‘Big Data’ On Farm Brings Questions About Privacy

Source: Christine Souza, California Farm Bureau Federation

For more than a decade, beginning with the advent of global positioning systems, the use of precision agriculture on the farm has transformed into a whole style of technology that uses computers and satellites to know where the operator is in the field and then deliver the exact inputs needed to that location, says the California Farm Bureau Federation TODAY. This technology helps farmers improve yields, decrease inputs and reduce costs.

YET, some observers warn growers to understand what they are agreeing to regarding the use of their private data before approving a company’s terms of service.

“The new big-data technology provides a huge opportunity for farmers to increase their production and their efficiencies. However, it is important that farmers read the fine print and understand the privacy issues that surround release of their data,” said Mary Kay Thatcher, senior director of congressional relations for the American Farm Bureau Federation.

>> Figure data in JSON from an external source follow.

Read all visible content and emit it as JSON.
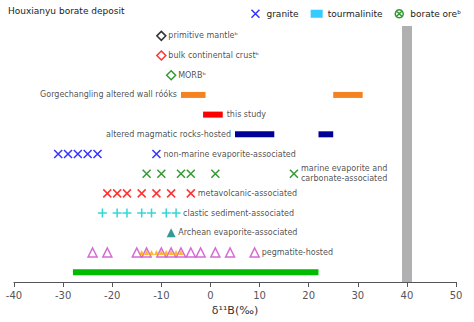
{
  "chart_data": {
    "type": "scatter",
    "xlabel": "δ¹¹B(‰)",
    "xlim": [
      -40,
      50
    ],
    "xticks": [
      -40,
      -30,
      -20,
      -10,
      0,
      10,
      20,
      30,
      40,
      50
    ],
    "tick_labels": "x",
    "grid": false,
    "legend": "top",
    "legend_title": "Houxianyu borate deposit",
    "legend_items": [
      {
        "name": "granite",
        "color": "blue",
        "marker": "x"
      },
      {
        "name": "tourmalinite",
        "color": "#00bfff",
        "marker": "bar"
      },
      {
        "name": "borate oreᵇ",
        "color": "green",
        "marker": "circled_x"
      }
    ],
    "reference_lines": [
      {
        "x": 40,
        "color": "#b0b0b0"
      }
    ],
    "series": [
      {
        "name": "primitive mantleᵇ",
        "type": "scatter",
        "marker": "diamond",
        "color": "black",
        "values": [
          -10
        ]
      },
      {
        "name": "bulk continental crustᵇ",
        "type": "scatter",
        "marker": "diamond",
        "color": "red",
        "values": [
          -10
        ]
      },
      {
        "name": "MORBᵇ",
        "type": "scatter",
        "marker": "diamond",
        "color": "green",
        "values": [
          -8
        ]
      },
      {
        "name": "Gorgechangling altered wall róóks",
        "type": "range",
        "color": "#f58220",
        "ranges": [
          [
            -6,
            -1
          ],
          [
            25,
            31
          ]
        ]
      },
      {
        "name": "this study",
        "type": "range",
        "color": "red",
        "ranges": [
          [
            -1.5,
            2.5
          ]
        ]
      },
      {
        "name": "altered magmatic rocks-hosted",
        "type": "range",
        "color": "#000099",
        "ranges": [
          [
            5,
            13
          ],
          [
            22,
            25
          ]
        ]
      },
      {
        "name": "non-marine evaporite-associated",
        "type": "scatter",
        "marker": "x",
        "color": "blue",
        "values": [
          -31,
          -29,
          -27,
          -25,
          -23,
          -11
        ]
      },
      {
        "name": "marine evaporite and\ncarbonate-associated",
        "type": "scatter",
        "marker": "x",
        "color": "green",
        "values": [
          -13,
          -10,
          -6,
          -4,
          1,
          17
        ]
      },
      {
        "name": "metavolcanic-associated",
        "type": "scatter",
        "marker": "x",
        "color": "red",
        "values": [
          -21,
          -19,
          -17,
          -14,
          -11,
          -8,
          -4
        ]
      },
      {
        "name": "clastic sediment-associated",
        "type": "scatter",
        "marker": "+",
        "color": "#00cccc",
        "values": [
          -22,
          -19,
          -17,
          -14,
          -12,
          -9,
          -7
        ]
      },
      {
        "name": "Archean evaporite-associated",
        "type": "scatter",
        "marker": "triangle",
        "color": "teal",
        "values": [
          -8
        ]
      },
      {
        "name": "pegmatite-hosted",
        "type": "scatter",
        "marker": "open_triangle",
        "color": "#cc44cc",
        "values": [
          -24,
          -21,
          -15,
          -13,
          -10,
          -8,
          -6,
          -4,
          -2,
          1,
          4,
          9
        ],
        "filled": {
          "marker": "triangle",
          "color": "orange",
          "values": [
            -14,
            -13,
            -12,
            -11,
            -10,
            -9,
            -8,
            -7,
            -6
          ]
        }
      },
      {
        "type": "range",
        "color": "#00bb00",
        "ranges": [
          [
            -28,
            22
          ]
        ]
      }
    ]
  }
}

AFBF has reported an increasing amount of discussion about the ownership of data from various GPS planting and harvesting monitoring technology. For example, several seed and/or equipment companies offer farmers the option to store data from their monitors “on the cloud,” that is, on a Web-based service rather than on a personal computer.

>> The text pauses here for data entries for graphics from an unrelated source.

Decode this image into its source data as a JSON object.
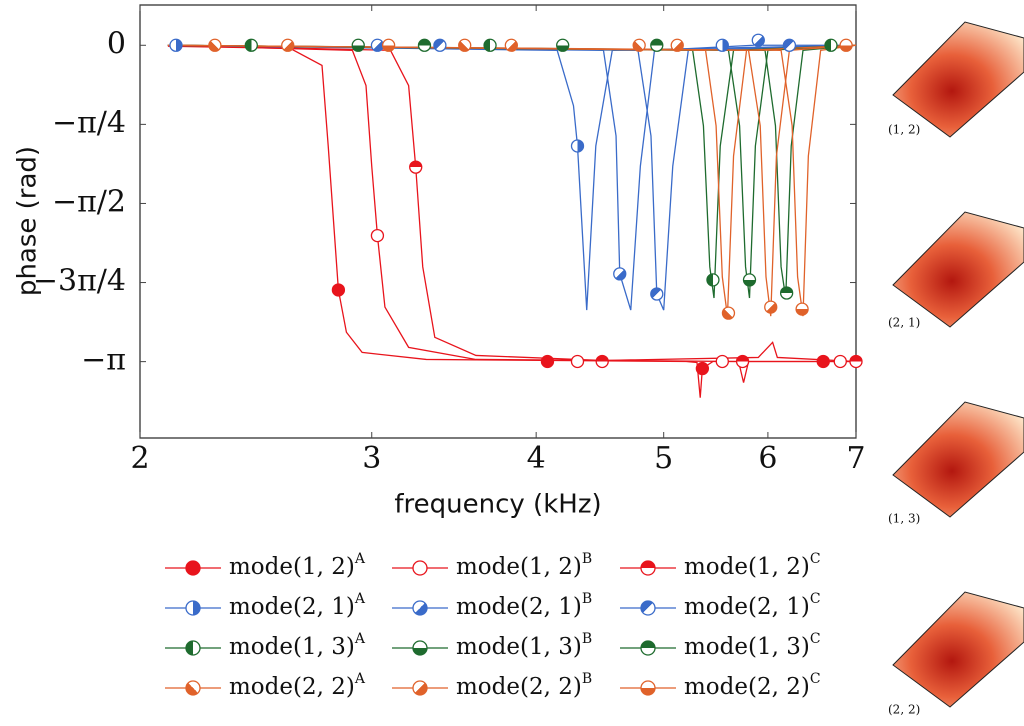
{
  "chart_data": {
    "type": "line",
    "x_label": "frequency (kHz)",
    "y_label": "phase (rad)",
    "xscale": "log",
    "xlim": [
      2,
      7
    ],
    "xticks": [
      2,
      3,
      4,
      5,
      6,
      7
    ],
    "ylim": [
      -3.9,
      0.4
    ],
    "yticks": [
      0,
      {
        "value": -0.7854,
        "label": "−π/4"
      },
      {
        "value": -1.5708,
        "label": "−π/2"
      },
      {
        "value": -2.3562,
        "label": "−3π/4"
      },
      {
        "value": -3.1416,
        "label": "−π"
      }
    ],
    "grid": false,
    "series": [
      {
        "name": "mode(1, 2)",
        "sup": "A",
        "color": "#e8141c",
        "marker": "full",
        "x": [
          2.1,
          2.6,
          2.75,
          2.78,
          2.83,
          2.87,
          2.95,
          3.3,
          5.2,
          5.3,
          5.33,
          5.35,
          5.45,
          7
        ],
        "values": [
          -0.01,
          -0.03,
          -0.2,
          -1.0,
          -2.43,
          -2.85,
          -3.05,
          -3.12,
          -3.14,
          -3.15,
          -3.5,
          -3.21,
          -3.14,
          -3.14
        ],
        "marker_x": [
          2.83,
          4.08,
          5.35,
          6.61
        ],
        "marker_values": [
          -2.43,
          -3.14,
          -3.21,
          -3.14
        ]
      },
      {
        "name": "mode(1, 2)",
        "sup": "B",
        "color": "#e8141c",
        "marker": "open",
        "x": [
          2.1,
          2.9,
          2.97,
          3.0,
          3.03,
          3.07,
          3.2,
          3.6,
          5.7,
          5.75,
          5.8,
          7
        ],
        "values": [
          0,
          -0.05,
          -0.4,
          -1.2,
          -1.89,
          -2.6,
          -3.0,
          -3.12,
          -3.14,
          -3.35,
          -3.14,
          -3.14
        ],
        "marker_x": [
          3.03,
          4.3,
          5.54,
          6.81
        ],
        "marker_values": [
          -1.89,
          -3.14,
          -3.14,
          -3.14
        ]
      },
      {
        "name": "mode(1, 2)",
        "sup": "C",
        "color": "#e8141c",
        "marker": "half-top",
        "x": [
          2.1,
          3.1,
          3.2,
          3.24,
          3.28,
          3.35,
          3.6,
          4.5,
          5.9,
          6.05,
          6.1,
          7
        ],
        "values": [
          0,
          -0.05,
          -0.4,
          -1.21,
          -2.2,
          -2.9,
          -3.08,
          -3.13,
          -3.1,
          -2.95,
          -3.1,
          -3.14
        ],
        "marker_x": [
          3.24,
          4.49,
          5.74,
          7
        ],
        "marker_values": [
          -1.21,
          -3.14,
          -3.14,
          -3.14
        ]
      },
      {
        "name": "mode(2, 1)",
        "sup": "A",
        "color": "#3a6bc9",
        "marker": "half-right",
        "x": [
          2.1,
          4.15,
          4.27,
          4.3,
          4.37,
          4.44,
          4.57,
          7
        ],
        "values": [
          0,
          -0.05,
          -0.6,
          -1.0,
          -2.63,
          -1.0,
          -0.05,
          0
        ],
        "marker_x": [
          2.13,
          4.3,
          5.54
        ],
        "marker_values": [
          0,
          -1.0,
          0
        ]
      },
      {
        "name": "mode(2, 1)",
        "sup": "B",
        "color": "#3a6bc9",
        "marker": "half-bottom-right",
        "x": [
          2.1,
          4.5,
          4.6,
          4.63,
          4.72,
          4.8,
          4.92,
          5.85,
          5.9,
          5.95,
          7
        ],
        "values": [
          0,
          -0.05,
          -0.9,
          -2.27,
          -2.63,
          -1.2,
          -0.05,
          0,
          0.05,
          0,
          0
        ],
        "marker_x": [
          3.03,
          4.63,
          5.9
        ],
        "marker_values": [
          0,
          -2.27,
          0.05
        ]
      },
      {
        "name": "mode(2, 1)",
        "sup": "C",
        "color": "#3a6bc9",
        "marker": "half-top-left",
        "x": [
          2.1,
          4.78,
          4.89,
          4.94,
          5.0,
          5.08,
          5.22,
          7
        ],
        "values": [
          0,
          -0.05,
          -0.9,
          -2.47,
          -2.63,
          -1.2,
          -0.05,
          0
        ],
        "marker_x": [
          3.38,
          4.94,
          6.23
        ],
        "marker_values": [
          0,
          -2.47,
          0
        ]
      },
      {
        "name": "mode(1, 3)",
        "sup": "A",
        "color": "#1e6b2e",
        "marker": "half-left",
        "x": [
          2.1,
          5.26,
          5.36,
          5.42,
          5.46,
          5.52,
          5.65,
          7
        ],
        "values": [
          0,
          -0.05,
          -0.8,
          -2.2,
          -2.51,
          -1.0,
          -0.05,
          0
        ],
        "marker_x": [
          2.43,
          3.69,
          6.7,
          5.45
        ],
        "marker_values": [
          0,
          0,
          0,
          -2.33
        ]
      },
      {
        "name": "mode(1, 3)",
        "sup": "B",
        "color": "#1e6b2e",
        "marker": "half-bottom",
        "x": [
          2.1,
          5.6,
          5.71,
          5.77,
          5.81,
          5.87,
          6.0,
          7
        ],
        "values": [
          0,
          -0.05,
          -0.8,
          -2.2,
          -2.51,
          -1.0,
          -0.05,
          0
        ],
        "marker_x": [
          2.93,
          4.19,
          5.81
        ],
        "marker_values": [
          0,
          0,
          -2.33
        ]
      },
      {
        "name": "mode(1, 3)",
        "sup": "C",
        "color": "#1e6b2e",
        "marker": "half-top",
        "x": [
          2.1,
          5.97,
          6.08,
          6.14,
          6.19,
          6.25,
          6.38,
          7
        ],
        "values": [
          0,
          -0.05,
          -0.8,
          -2.2,
          -2.51,
          -1.0,
          -0.05,
          0
        ],
        "marker_x": [
          3.29,
          4.94,
          6.2
        ],
        "marker_values": [
          0,
          0,
          -2.46
        ]
      },
      {
        "name": "mode(2, 2)",
        "sup": "A",
        "color": "#e0622a",
        "marker": "half-bottom-left",
        "x": [
          2.1,
          5.38,
          5.48,
          5.54,
          5.59,
          5.65,
          5.78,
          7
        ],
        "values": [
          0,
          -0.05,
          -0.8,
          -2.3,
          -2.69,
          -1.1,
          -0.05,
          0
        ],
        "marker_x": [
          2.28,
          3.53,
          4.79,
          5.6
        ],
        "marker_values": [
          0,
          0,
          0,
          -2.66
        ]
      },
      {
        "name": "mode(2, 2)",
        "sup": "B",
        "color": "#e0622a",
        "marker": "half-bottom-right",
        "x": [
          2.1,
          5.8,
          5.92,
          5.98,
          6.03,
          6.09,
          6.23,
          7
        ],
        "values": [
          0,
          -0.05,
          -0.8,
          -2.3,
          -2.69,
          -1.1,
          -0.05,
          0
        ],
        "marker_x": [
          2.59,
          3.83,
          5.12,
          6.03
        ],
        "marker_values": [
          0,
          0,
          0,
          -2.6
        ]
      },
      {
        "name": "mode(2, 2)",
        "sup": "C",
        "color": "#e0622a",
        "marker": "half-bottom",
        "x": [
          2.1,
          6.14,
          6.26,
          6.32,
          6.38,
          6.44,
          6.58,
          7
        ],
        "values": [
          0,
          -0.05,
          -0.8,
          -2.3,
          -2.69,
          -1.1,
          -0.05,
          0
        ],
        "marker_x": [
          3.09,
          6.37,
          6.88
        ],
        "marker_values": [
          0,
          -2.62,
          0
        ]
      }
    ]
  },
  "mode_images": [
    "(1, 2)",
    "(2, 1)",
    "(1, 3)",
    "(2, 2)"
  ]
}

If farmers select this option, the companies can access the data. In some cases, the companies will have real-time access to planting and harvest data. In other cases, broadband capabilities in rural areas may not be advanced enough for that to happen.

While some companies aggregate the data and make it available to all who provide it, AFBF said it appears there is not a policy in place to ensure that the companies don’t use the data to their benefit—and that they might indeed be able to manipulate the market with enough real-time data.

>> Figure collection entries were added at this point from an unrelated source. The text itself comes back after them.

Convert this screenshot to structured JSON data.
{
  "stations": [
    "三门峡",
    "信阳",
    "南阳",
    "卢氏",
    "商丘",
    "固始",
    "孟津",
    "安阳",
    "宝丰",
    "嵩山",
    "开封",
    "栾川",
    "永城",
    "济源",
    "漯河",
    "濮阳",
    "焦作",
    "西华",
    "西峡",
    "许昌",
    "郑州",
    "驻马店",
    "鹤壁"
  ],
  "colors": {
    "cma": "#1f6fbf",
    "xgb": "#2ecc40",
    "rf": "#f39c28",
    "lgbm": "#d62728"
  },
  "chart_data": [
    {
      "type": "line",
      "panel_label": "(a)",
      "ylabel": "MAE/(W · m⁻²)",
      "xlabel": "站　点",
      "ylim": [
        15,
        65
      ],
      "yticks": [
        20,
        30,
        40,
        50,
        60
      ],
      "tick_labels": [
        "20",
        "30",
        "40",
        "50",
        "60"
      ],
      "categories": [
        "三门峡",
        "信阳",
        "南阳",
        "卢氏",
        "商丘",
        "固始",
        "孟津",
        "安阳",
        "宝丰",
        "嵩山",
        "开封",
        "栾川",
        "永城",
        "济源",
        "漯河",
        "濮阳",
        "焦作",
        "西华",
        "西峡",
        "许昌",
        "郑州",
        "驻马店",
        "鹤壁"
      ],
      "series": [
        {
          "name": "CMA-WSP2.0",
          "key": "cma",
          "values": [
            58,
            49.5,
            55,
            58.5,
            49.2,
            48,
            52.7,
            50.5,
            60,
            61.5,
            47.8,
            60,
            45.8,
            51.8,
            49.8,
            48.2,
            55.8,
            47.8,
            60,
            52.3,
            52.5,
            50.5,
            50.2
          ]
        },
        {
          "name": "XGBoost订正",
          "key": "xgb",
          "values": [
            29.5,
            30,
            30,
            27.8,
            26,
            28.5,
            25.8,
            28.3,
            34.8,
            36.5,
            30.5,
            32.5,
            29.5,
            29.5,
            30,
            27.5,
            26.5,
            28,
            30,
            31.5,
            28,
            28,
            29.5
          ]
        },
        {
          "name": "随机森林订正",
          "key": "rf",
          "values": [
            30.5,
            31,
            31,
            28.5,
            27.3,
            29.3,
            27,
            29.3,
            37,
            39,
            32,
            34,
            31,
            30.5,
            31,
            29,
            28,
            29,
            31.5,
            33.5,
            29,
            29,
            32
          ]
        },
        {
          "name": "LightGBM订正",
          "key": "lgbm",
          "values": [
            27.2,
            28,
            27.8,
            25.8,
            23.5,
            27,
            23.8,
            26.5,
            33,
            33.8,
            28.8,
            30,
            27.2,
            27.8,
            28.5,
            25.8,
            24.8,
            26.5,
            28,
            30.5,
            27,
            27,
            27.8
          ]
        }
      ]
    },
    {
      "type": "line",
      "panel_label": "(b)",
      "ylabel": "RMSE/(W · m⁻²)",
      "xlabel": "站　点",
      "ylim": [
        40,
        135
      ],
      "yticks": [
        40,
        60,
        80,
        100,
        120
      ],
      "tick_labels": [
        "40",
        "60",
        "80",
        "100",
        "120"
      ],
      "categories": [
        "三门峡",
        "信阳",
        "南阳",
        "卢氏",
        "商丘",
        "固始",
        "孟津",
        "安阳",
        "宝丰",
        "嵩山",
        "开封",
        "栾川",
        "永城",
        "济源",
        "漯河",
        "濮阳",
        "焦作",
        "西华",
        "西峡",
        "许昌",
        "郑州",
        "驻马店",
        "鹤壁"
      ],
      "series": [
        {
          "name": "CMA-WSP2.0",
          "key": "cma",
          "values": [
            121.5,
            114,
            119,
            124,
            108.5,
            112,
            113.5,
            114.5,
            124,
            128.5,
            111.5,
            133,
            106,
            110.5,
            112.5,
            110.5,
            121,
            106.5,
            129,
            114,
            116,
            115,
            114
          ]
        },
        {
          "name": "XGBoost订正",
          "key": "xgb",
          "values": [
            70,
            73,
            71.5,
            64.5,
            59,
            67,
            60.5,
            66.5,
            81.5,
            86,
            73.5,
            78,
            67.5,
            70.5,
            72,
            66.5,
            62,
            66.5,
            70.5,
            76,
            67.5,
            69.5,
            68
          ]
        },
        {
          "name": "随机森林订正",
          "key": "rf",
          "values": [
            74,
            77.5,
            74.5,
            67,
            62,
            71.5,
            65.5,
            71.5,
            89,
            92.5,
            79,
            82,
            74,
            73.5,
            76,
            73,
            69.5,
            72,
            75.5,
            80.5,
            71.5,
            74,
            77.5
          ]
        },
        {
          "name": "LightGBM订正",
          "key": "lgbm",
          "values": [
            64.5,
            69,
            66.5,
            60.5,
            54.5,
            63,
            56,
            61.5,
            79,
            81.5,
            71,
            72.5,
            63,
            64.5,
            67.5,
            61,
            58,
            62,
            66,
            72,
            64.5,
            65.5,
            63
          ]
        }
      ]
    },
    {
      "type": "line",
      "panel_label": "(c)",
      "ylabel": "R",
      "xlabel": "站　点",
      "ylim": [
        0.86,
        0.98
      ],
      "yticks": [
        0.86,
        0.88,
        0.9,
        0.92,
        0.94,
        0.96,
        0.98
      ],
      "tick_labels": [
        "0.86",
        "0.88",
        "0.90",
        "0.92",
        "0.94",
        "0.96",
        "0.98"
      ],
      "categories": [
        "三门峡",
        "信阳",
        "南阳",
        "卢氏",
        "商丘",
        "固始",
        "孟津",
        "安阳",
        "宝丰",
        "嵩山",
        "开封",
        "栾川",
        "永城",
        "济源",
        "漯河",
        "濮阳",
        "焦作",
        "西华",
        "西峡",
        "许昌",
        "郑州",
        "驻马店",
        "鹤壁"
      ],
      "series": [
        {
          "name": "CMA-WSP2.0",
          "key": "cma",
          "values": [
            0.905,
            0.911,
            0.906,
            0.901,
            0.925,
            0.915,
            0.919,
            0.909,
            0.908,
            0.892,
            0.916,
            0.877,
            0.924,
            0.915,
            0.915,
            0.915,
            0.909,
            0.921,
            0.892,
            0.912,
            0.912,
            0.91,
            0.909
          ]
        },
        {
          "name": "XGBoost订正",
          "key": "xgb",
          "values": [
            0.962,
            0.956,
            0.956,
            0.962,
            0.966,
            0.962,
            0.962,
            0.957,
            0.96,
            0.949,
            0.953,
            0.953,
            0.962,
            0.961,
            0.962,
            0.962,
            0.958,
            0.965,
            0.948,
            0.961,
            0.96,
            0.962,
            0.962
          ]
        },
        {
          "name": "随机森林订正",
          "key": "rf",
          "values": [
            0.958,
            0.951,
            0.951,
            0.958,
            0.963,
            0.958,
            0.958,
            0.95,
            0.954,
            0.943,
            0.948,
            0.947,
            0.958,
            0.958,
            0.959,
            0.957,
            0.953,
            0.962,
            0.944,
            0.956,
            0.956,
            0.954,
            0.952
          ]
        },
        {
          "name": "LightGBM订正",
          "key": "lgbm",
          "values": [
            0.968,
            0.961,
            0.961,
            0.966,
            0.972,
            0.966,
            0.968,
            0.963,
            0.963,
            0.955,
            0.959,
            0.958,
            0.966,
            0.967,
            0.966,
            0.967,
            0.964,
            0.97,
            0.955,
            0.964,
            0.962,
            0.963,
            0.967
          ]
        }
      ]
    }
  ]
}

In late 2013, AFBF and a number of state Farm Bureaus met with agricultural technology providers that are collecting and using “big data” in their marketing and services to farmers. During these discussions, AFBF reported, it became clear that big-data technology would expand at a rapid rate in the next few growing seasons.

AFBF suggests that farmers consider the following regarding the use and privacy of data:

  • Do you own the data?
  • How will the data be used and what benefits will you receive from allowing a provider to include data in a database?
  • Will you control management of the data?
  • What is aggregated data and how can it protect the farmer?
  • How can a farmer’s “anonymized,” or non-personal, data be traced back to the farm?
  • Can you stop sharing data once you agreed to share?
  • Who else might have access to the data, and can it be released to the public or a third party?
  • What is the value of data to the farmer and what is the value of the data to the company?

Big data offers a way to provide more efficiencies and opportunities for higher profits, AFBF said, but growers should weigh those benefits against the additional costs associated with analyzing the data through some other means, and of loss of data ownership and privacy.

“I started our Precision Ag Institute here 10 years ago, and at that point, there really still wasn’t a grower willing to give out their yield data or any of that type of information. They wanted to own and control that data,” said Clint Cowden, agriculture science and technology instructor at West Hills Community College in Coalinga. “There are definitely some growers that have some (data privacy) concerns, because they are doing some really interesting things with nitrogen management, fertilizer management and seed rates.”

Diversified farmer Cannon Michael of Bowles Farming Co. in Los Banos has used precision technology since 2001 for the crops he grows, including cotton, alfalfa, processing tomatoes and grain.

“We use precision technology to really focus on maximizing the use of our inputs, such as chemicals, using variable-rate spraying and amendments to target soil areas that need certain things that others don’t, really to fine-tune our program,” Michael said.

Michael said he is generally not concerned about the privacy of his farming and personal data.

“Currently, I don’t know many services that are asking people for a lot of personal information. Whether going on a website that gives you commodity prices or imagery or whatever it is, your data is not safe even when you are thinking it is safe,” he said. “You just have to be really careful what you put out there. If you have a GIS system and know how to use it, there’s a lot of data that is out there already. There’s imagery of everybody’s farms that is out there for the taking.”

Even so, Michael added, “A general message of care is not a bad one.”

The use of outside companies to process or interpret information gleaned from precision technology on the farm, Cowden said, will need to be decided by each individual farmer.

“For some growers, if they are really doing a lot of cutting-edge things and if that is their business plan to give them a competitive edge, then they absolutely need to keep the data in-house,” Cowden said. “For most of our growers, the benefit to whatever commodity they are growing—getting that information out there and pooling it and letting people that can do the geostatistics that they are probably not able to do themselves—it is going to be much better for the commodity. That information will trickle back to the grower and they will become more profitable in the long run.”

Christine Souza is an assistant editor of Ag Alert.